Figure 4—figure supplement 3.

Expression of Pard3ba is upregulated by dt-Runx1.

(A) Experimental strategy to isolate endothelial cells from Tg(Kdrl:Gal4;UAS:RFP) and Tg(Kdrl:Gal4;UAS:RFP;4xNR:dt-runx1-eGFP) embryos for subsequent gene expression analyses by qRT-PCR. Forty-eight hpf control (left) and dt-runx1 expressing mutant embryos (right) were dissected to isolate trunk regions (delimited by two magenta arrows) that were subsequently treated to dissociate cells and populations of interest were sorted by FACS. n=3 experiments were performed. RNA was isolated from 1900 to 3200 cells for the dt-runx1 mutant (green population) and from 6500 to 9142 cells for control RFP expressing cells (magenta population). (B) Representative images (Imaris 3D-rendering) of RNAscope in situ hybridizations for Pard3ba in 48–50hpf Tg(Kdrl:eGFP) control embryos (left) and dt-runx1 mutant embryos Tg(Kdrl:Gal4;UAS:RFP;4xNR:dt-runx1-eGFP) (right).
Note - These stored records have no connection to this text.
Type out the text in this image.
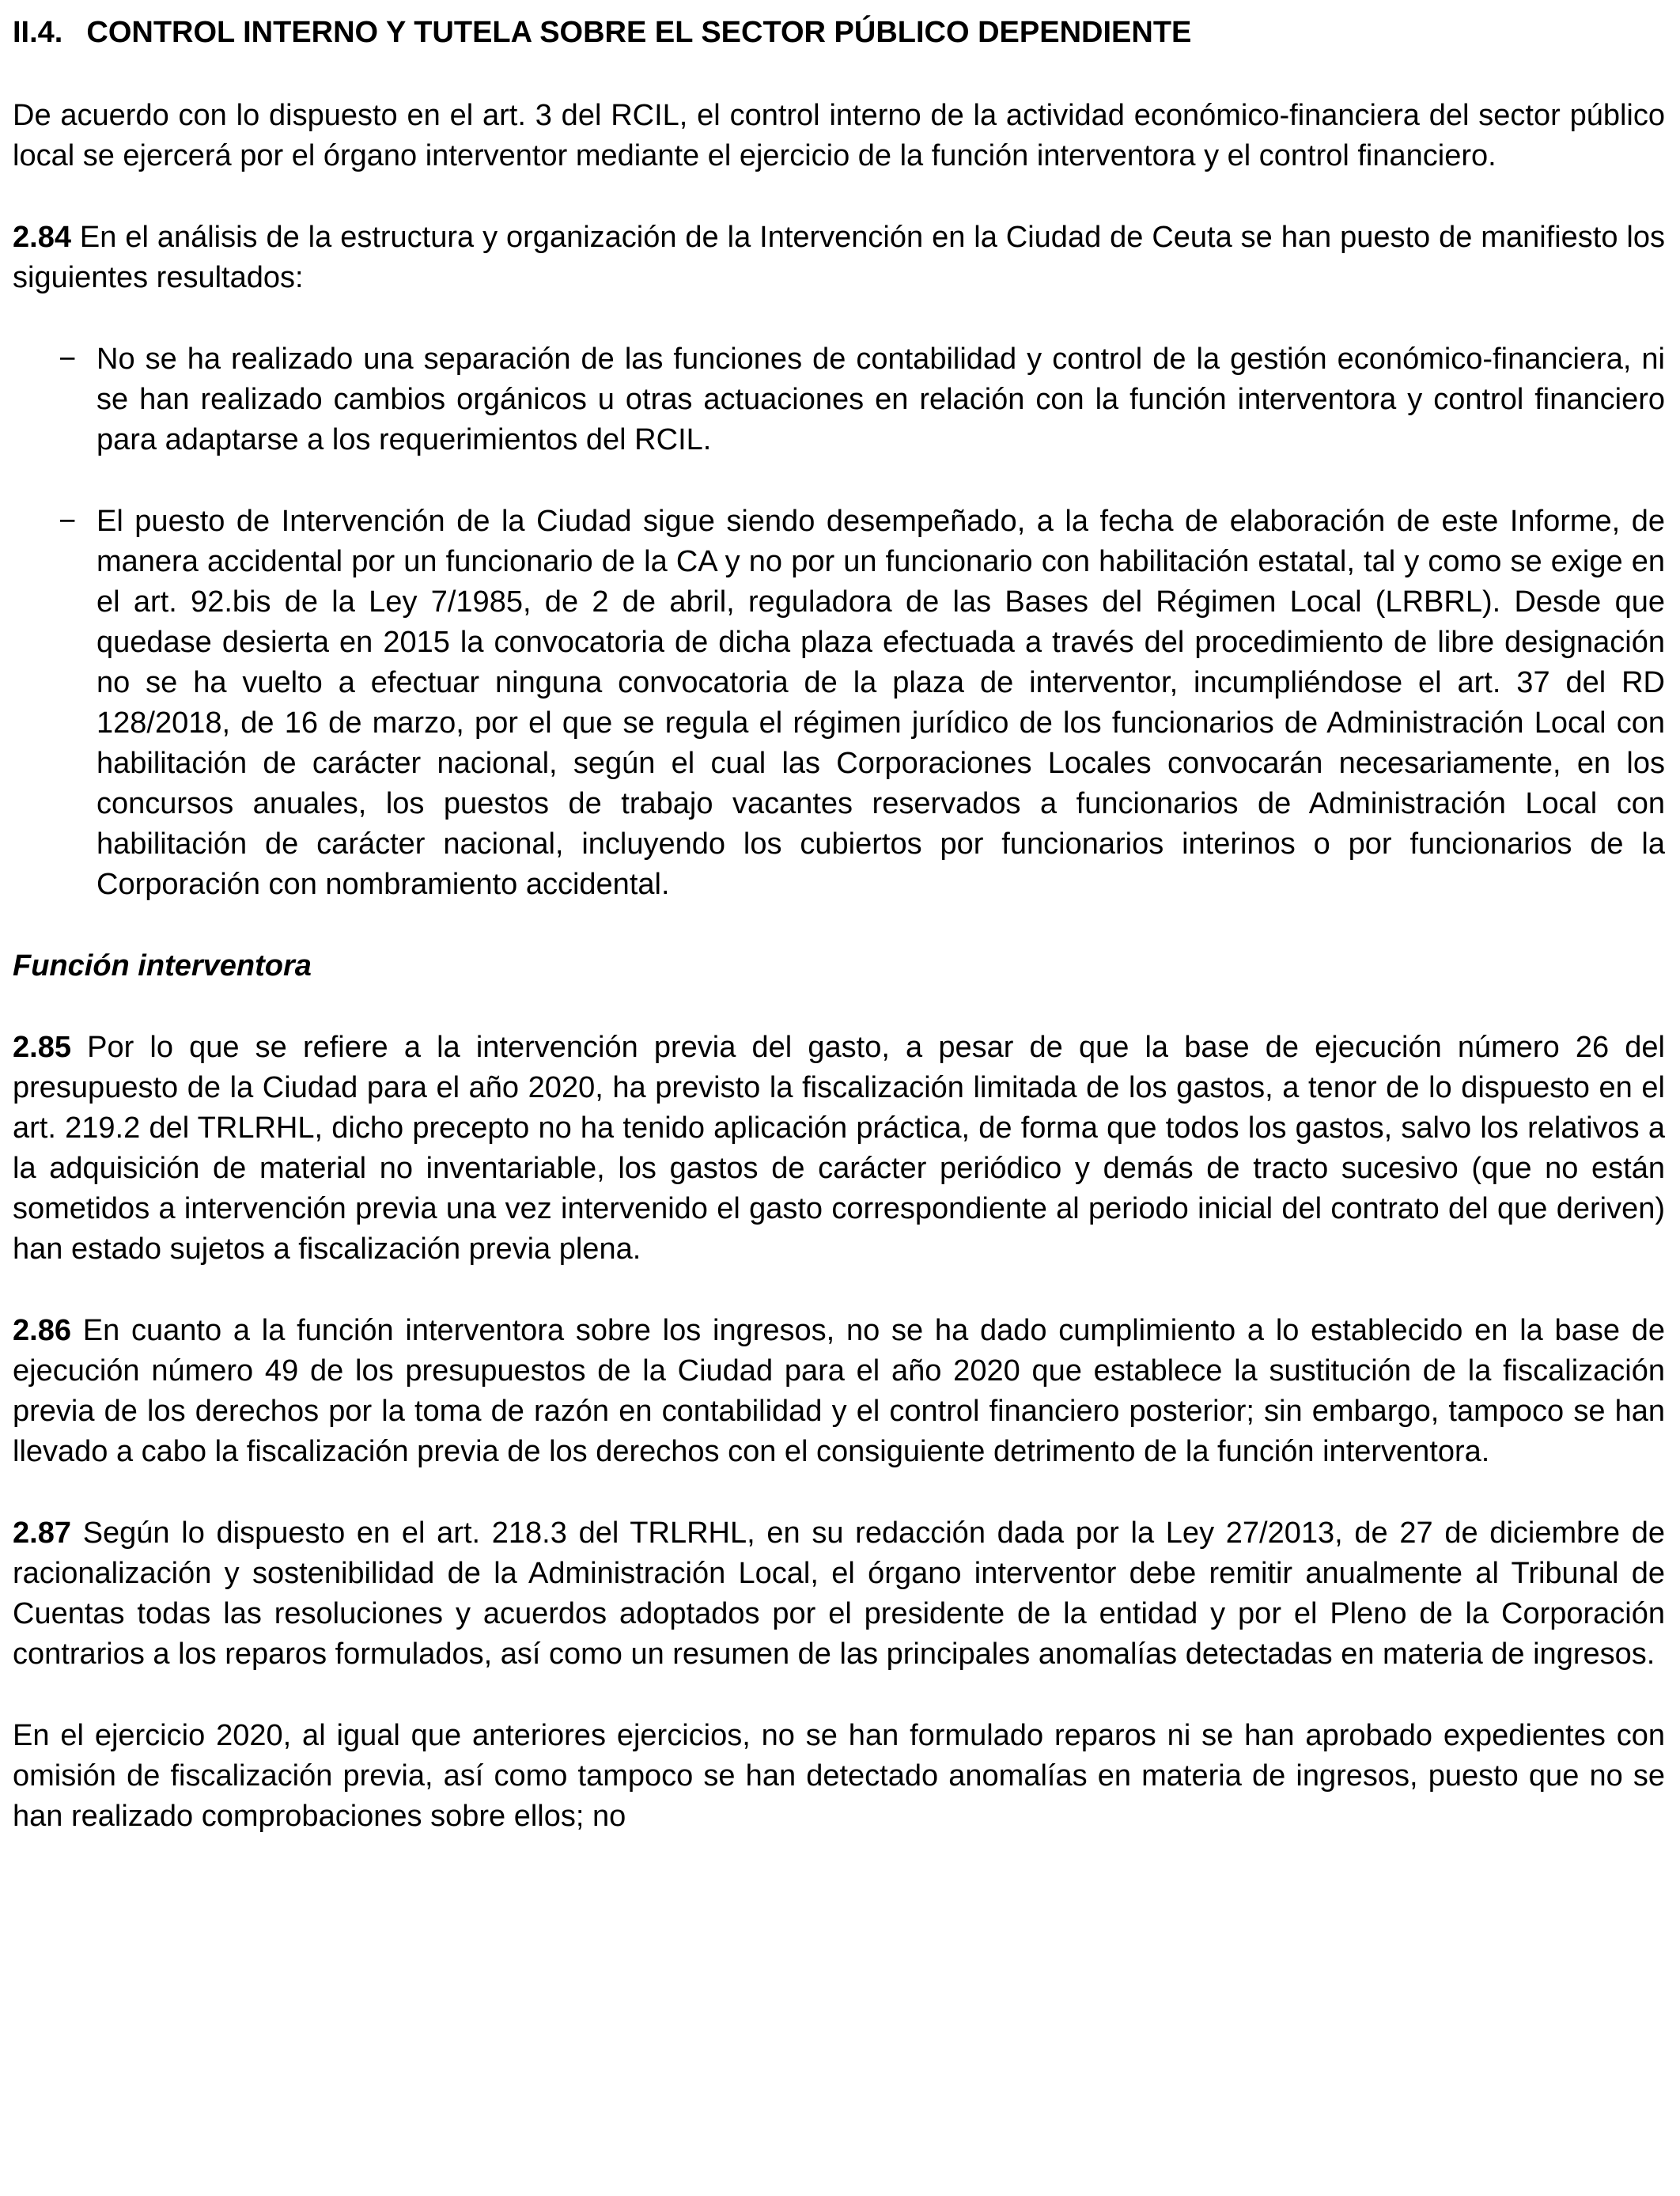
II.4. CONTROL INTERNO Y TUTELA SOBRE EL SECTOR PÚBLICO DEPENDIENTE

De acuerdo con lo dispuesto en el art. 3 del RCIL, el control interno de la actividad económico-financiera del sector público local se ejercerá por el órgano interventor mediante el ejercicio de la función interventora y el control financiero.

2.84 En el análisis de la estructura y organización de la Intervención en la Ciudad de Ceuta se han puesto de manifiesto los siguientes resultados:

− No se ha realizado una separación de las funciones de contabilidad y control de la gestión económico-financiera, ni se han realizado cambios orgánicos u otras actuaciones en relación con la función interventora y control financiero para adaptarse a los requerimientos del RCIL.
− El puesto de Intervención de la Ciudad sigue siendo desempeñado, a la fecha de elaboración de este Informe, de manera accidental por un funcionario de la CA y no por un funcionario con habilitación estatal, tal y como se exige en el art. 92.bis de la Ley 7/1985, de 2 de abril, reguladora de las Bases del Régimen Local (LRBRL). Desde que quedase desierta en 2015 la convocatoria de dicha plaza efectuada a través del procedimiento de libre designación no se ha vuelto a efectuar ninguna convocatoria de la plaza de interventor, incumpliéndose el art. 37 del RD 128/2018, de 16 de marzo, por el que se regula el régimen jurídico de los funcionarios de Administración Local con habilitación de carácter nacional, según el cual las Corporaciones Locales convocarán necesariamente, en los concursos anuales, los puestos de trabajo vacantes reservados a funcionarios de Administración Local con habilitación de carácter nacional, incluyendo los cubiertos por funcionarios interinos o por funcionarios de la Corporación con nombramiento accidental.
Función interventora

2.85 Por lo que se refiere a la intervención previa del gasto, a pesar de que la base de ejecución número 26 del presupuesto de la Ciudad para el año 2020, ha previsto la fiscalización limitada de los gastos, a tenor de lo dispuesto en el art. 219.2 del TRLRHL, dicho precepto no ha tenido aplicación práctica, de forma que todos los gastos, salvo los relativos a la adquisición de material no inventariable, los gastos de carácter periódico y demás de tracto sucesivo (que no están sometidos a intervención previa una vez intervenido el gasto correspondiente al periodo inicial del contrato del que deriven) han estado sujetos a fiscalización previa plena.

2.86 En cuanto a la función interventora sobre los ingresos, no se ha dado cumplimiento a lo establecido en la base de ejecución número 49 de los presupuestos de la Ciudad para el año 2020 que establece la sustitución de la fiscalización previa de los derechos por la toma de razón en contabilidad y el control financiero posterior; sin embargo, tampoco se han llevado a cabo la fiscalización previa de los derechos con el consiguiente detrimento de la función interventora.

2.87 Según lo dispuesto en el art. 218.3 del TRLRHL, en su redacción dada por la Ley 27/2013, de 27 de diciembre de racionalización y sostenibilidad de la Administración Local, el órgano interventor debe remitir anualmente al Tribunal de Cuentas todas las resoluciones y acuerdos adoptados por el presidente de la entidad y por el Pleno de la Corporación contrarios a los reparos formulados, así como un resumen de las principales anomalías detectadas en materia de ingresos.

En el ejercicio 2020, al igual que anteriores ejercicios, no se han formulado reparos ni se han aprobado expedientes con omisión de fiscalización previa, así como tampoco se han detectado anomalías en materia de ingresos, puesto que no se han realizado comprobaciones sobre ellos; no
The aorta is outlined with the white dashed lines. The RNAscope signals were segmented into spots and classified based on their localization: in aortic endothelial and hemogenic cells (magenta spots) or in extra-aortic tissues (grey spots). Scale bars = 10 µm. (C) Hemogenic/EHT cell count per aorta segment, separated based on their pard3ba expression (with, from left to right, 0–4 Par3ba spots). Statistical tests: two-sided unpaired two samples Wilcoxon test, all p-values are displayed. Analysis was carried out on n=5 control embryos and n=6 mutant embryos, 2 aortic segments per embryo.